Bev Parsons and his wife Neeva are a mismatched pair. He is a smiling gregarious six-foot tall retired Air Force bombardier from the south. The daughter of Jewish immigrants, she is an intense and aloof diminutive school teacher. A hasty marriage due to an impending birth brings these two together, and an equally hasty decision to rob a bank tears the entire family apart leaving their fifteen year old twins Dell and Berner orphaned. Neeva, anticipating an impending arrest, had arranged for a co-worker to intercept the twins before they could be placed into the care of the state, but the two still spend a few days adrift. Berner decides to follow her own path. Dell is transported over the border and into Canada and the care of Arthur Remlinger. Remlinger is an expat American educated and ejected from Harvard whose outward demeanor fools few.

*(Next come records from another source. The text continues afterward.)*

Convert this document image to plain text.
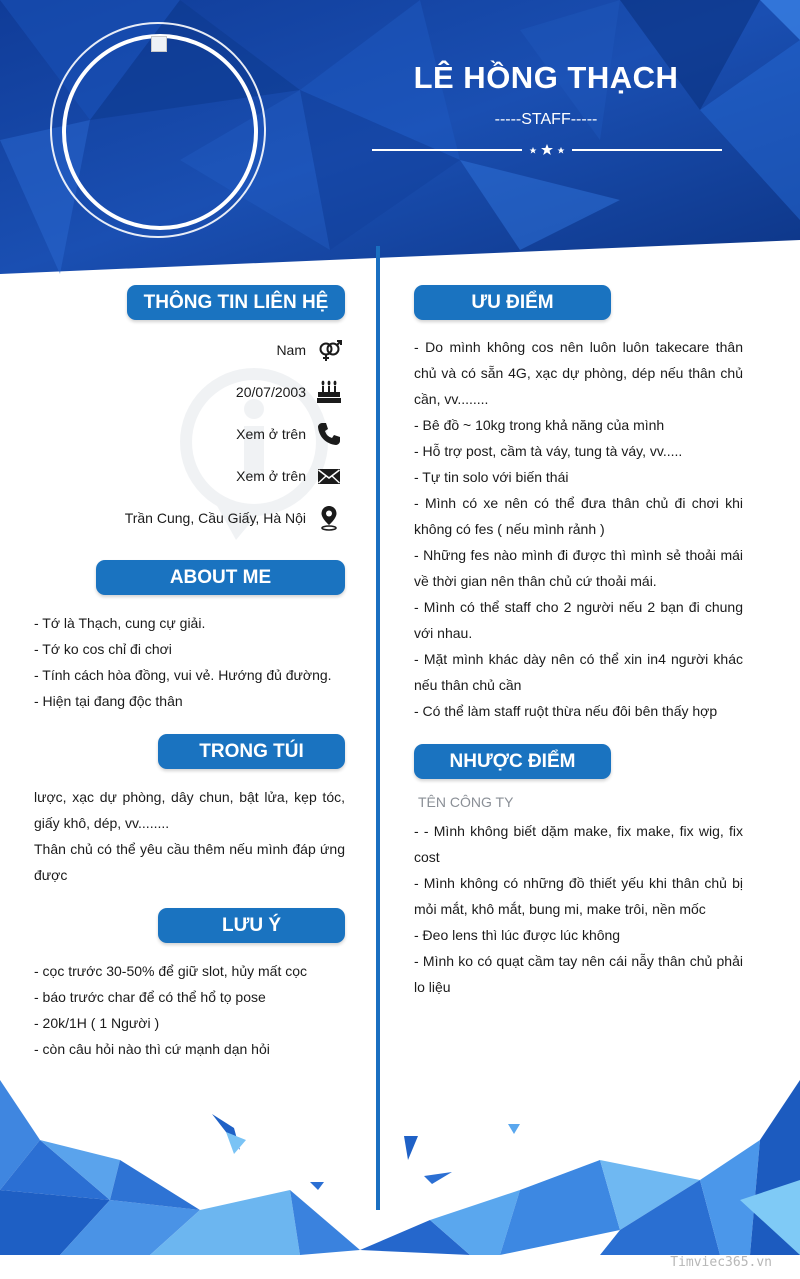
LÊ HỒNG THẠCH
-----STAFF-----
THÔNG TIN LIÊN HỆ
Nam
20/07/2003
Xem ở trên
Xem ở trên
Trần Cung, Cầu Giấy, Hà Nội
ABOUT ME

- Tớ là Thạch, cung cự giải.

- Tớ ko cos chỉ đi chơi

- Tính cách hòa đồng, vui vẻ. Hướng đủ đường.

- Hiện tại đang độc thân

TRONG TÚI

lược, xạc dự phòng, dây chun, bật lửa, kẹp tóc, giấy khô, dép, vv........

Thân chủ có thể yêu cầu thêm nếu mình đáp ứng được

LƯU Ý

- cọc trước 30-50% để giữ slot, hủy mất cọc

- báo trước char để có thể hổ tọ pose

- 20k/1H ( 1 Người )

- còn câu hỏi nào thì cứ mạnh dạn hỏi

ƯU ĐIỂM

- Do mình không cos nên luôn luôn takecare thân chủ và có sẵn 4G, xạc dự phòng, dép nếu thân chủ cần, vv........

- Bê đồ ~ 10kg trong khả năng của mình

- Hỗ trợ post, cầm tà váy, tung tà váy, vv.....

- Tự tin solo với biến thái

- Mình có xe nên có thể đưa thân chủ đi chơi khi không có fes ( nếu mình rảnh )

- Những fes nào mình đi được thì mình sẻ thoải mái về thời gian nên thân chủ cứ thoải mái.

- Mình có thể staff cho 2 người nếu 2 bạn đi chung với nhau.

- Mặt mình khác dày nên có thể xin in4 người khác nếu thân chủ cần

- Có thể làm staff ruột thừa nếu đôi bên thấy hợp

NHƯỢC ĐIỂM
TÊN CÔNG TY

- - Mình không biết dặm make, fix make, fix wig, fix cost

- Mình không có những đồ thiết yếu khi thân chủ bị mỏi mắt, khô mắt, bung mi, make trôi, nền mốc

- Đeo lens thì lúc được lúc không

- Mình ko có quạt cầm tay nên cái nẫy thân chủ phải lo liệu

Timviec365.vn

Told majestically from Dell’s perspective Canada is his story. He is an unremarkable fifteen year old who’s only wish is to start the coming school year by joining the chess club yet finds himself as far away from normal as possible. Dell survives to convey a life lived and suggests the means to get there.
Richard Ford has managed to bring the characters and the Canadian prairie to life. The story unfolds slowly with the introduction of the characters, but then the pages fly. I do have a few issues with the novel. It truly is a slow go for about 100 pages, and the ending did seem a bit rushed, but overall Ford paints pictures with words and the time spent was well worth the effort.